PH-797804 is a diarylpyridinone inhibitor of p38alpha mitogen-activated protein. The drug was developed by Pfizer for the treatment of inflammatory diseases. PH-797804 is being tested in phase II of clinical trials in patients with COPD, osteoarthritis, rheumatoid arthritis and post-herpetic neuralgia.

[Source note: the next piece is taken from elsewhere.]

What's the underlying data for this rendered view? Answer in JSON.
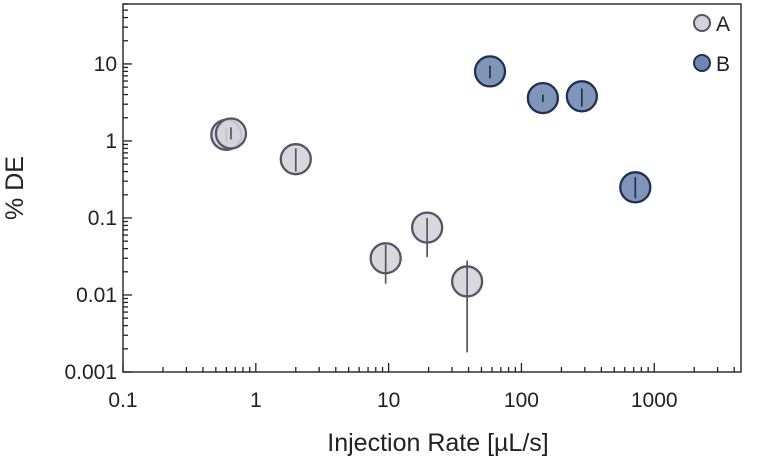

CBP-501 is a chemically modified duodecapeptide and an analog of M-phase inducer phosphatase 3 (CDC25C) that increase cisplatin influx into tumor cells through an interaction with calmodulin enhancing cisplatin cytotoxicity, and affects cell cycle progression by abrogating DNA repair at the G2 checkpoint. CBP501 selectively inhibits the kinases MAPKAP-K2, C-TAK1, and CHK1 in vitro. Cell lines exposed to CBP501 plus bleomycin show a dose-dependent reduction of phosphorylated Ser216 on CDC25C. In addition to these effects on the G2 checkpoint, CBP501 also increases platinum concentration and DNA-platinum adduct formation in tumor cells through binding with calmodulin. In an in vitro panel testing the sensitivity of several tumor-derived cell lines to CBP501 in combination with a variety of anti-cancer agents, the combination of CBP501 with cisplatin was particularly effective against all four mesothelioma cell lines tested. Unfortunately, CBP-501 does not improve the efficacy of standard chemotherapy for malignant pleural mesothelioma.

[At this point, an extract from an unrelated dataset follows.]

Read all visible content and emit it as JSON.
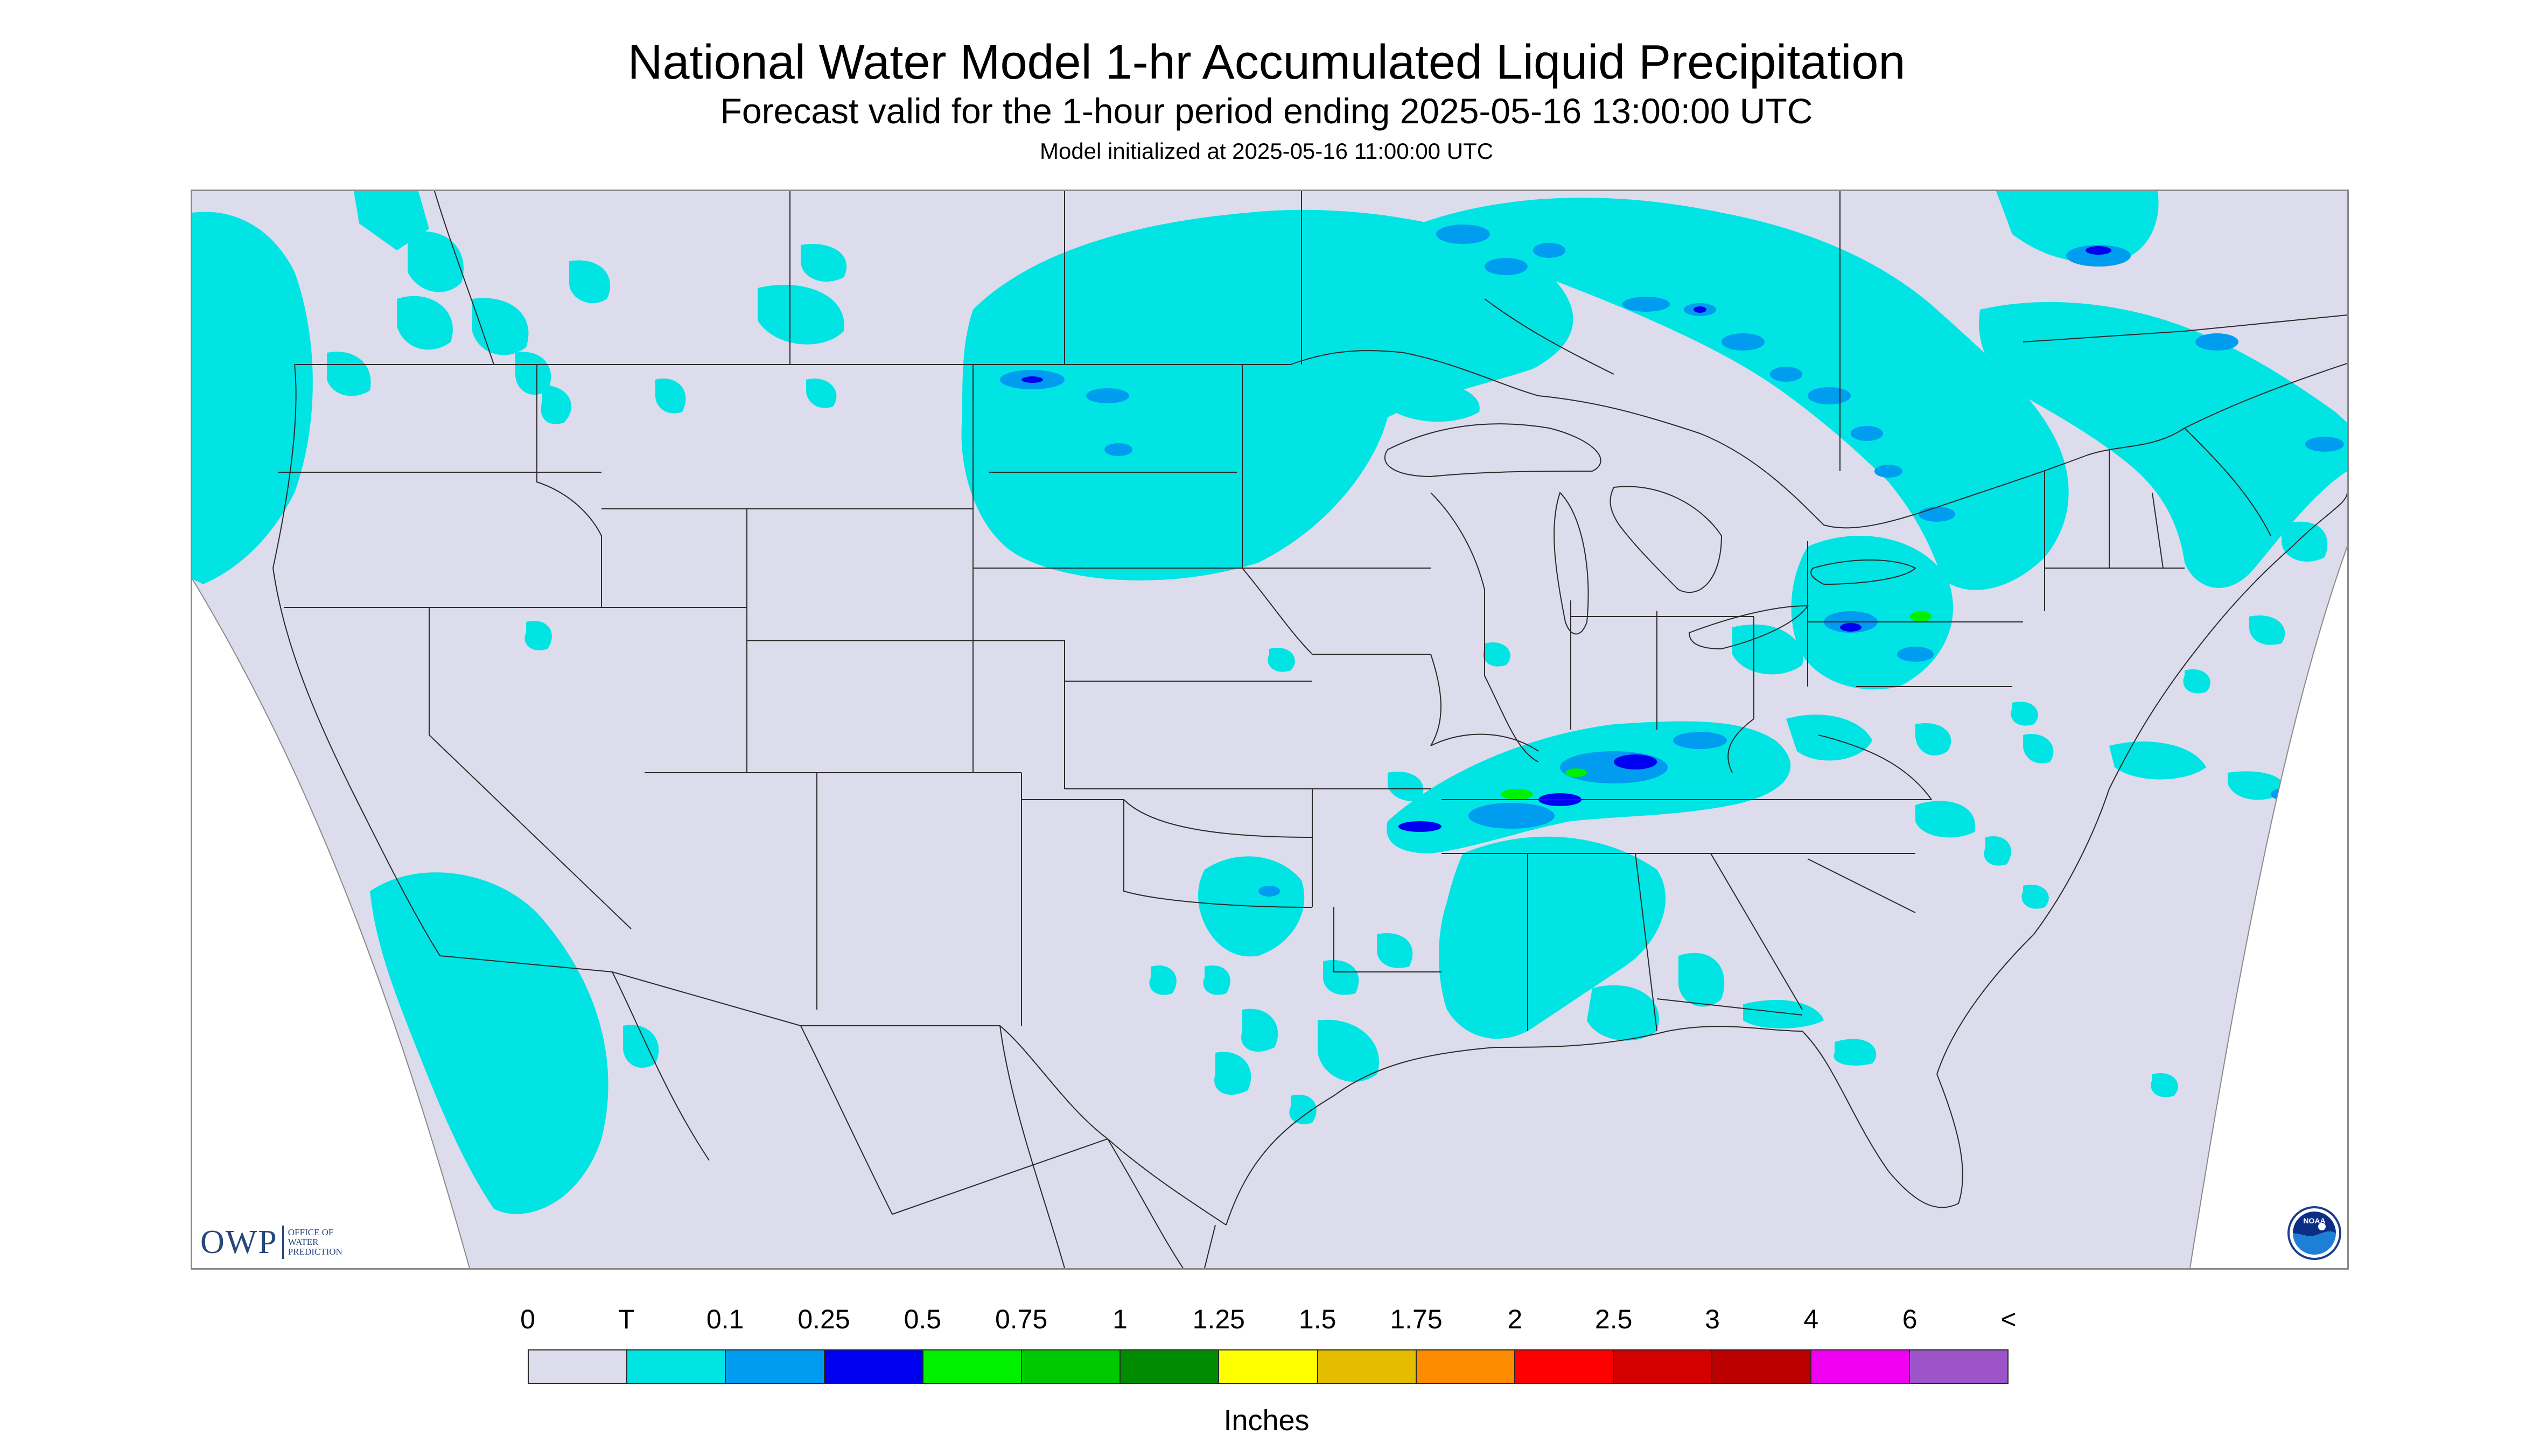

Ularitide is a recombinant form of urodilatin, a natriuretic peptide synthesized in the distal tubular cells of the kidney. It regulates renal sodium and water excretion through binding to natriuretic peptide type A receptors, increasing intracellular cyclic guanosine monophosphate (cGMP) levels. While these effects, as well as others such as vasodilation, are also exhibited by other natriuretic peptides, urodilatin has a terminal extension that brings resistance to biological inactivation by neutral endopeptidase, whose activity is increased in decompensated heart failure. Animal studies have demonstrated enhanced diuresis and natriuresis and reduced PCWP (pulmonary capillary wedge pressure) and systemic vascular resistance relative to atrial natriuretic peptide (ANP [99-126], the active circulating isoform). When injected into the blood, ularitide appears to cause diuresis (urine output) and natriuresis (sodium excretion), as well as vasodilation. Ularitide is currently in Phase 3 development as a potential treatment for patients with acute decompensated heart failure (ADHF).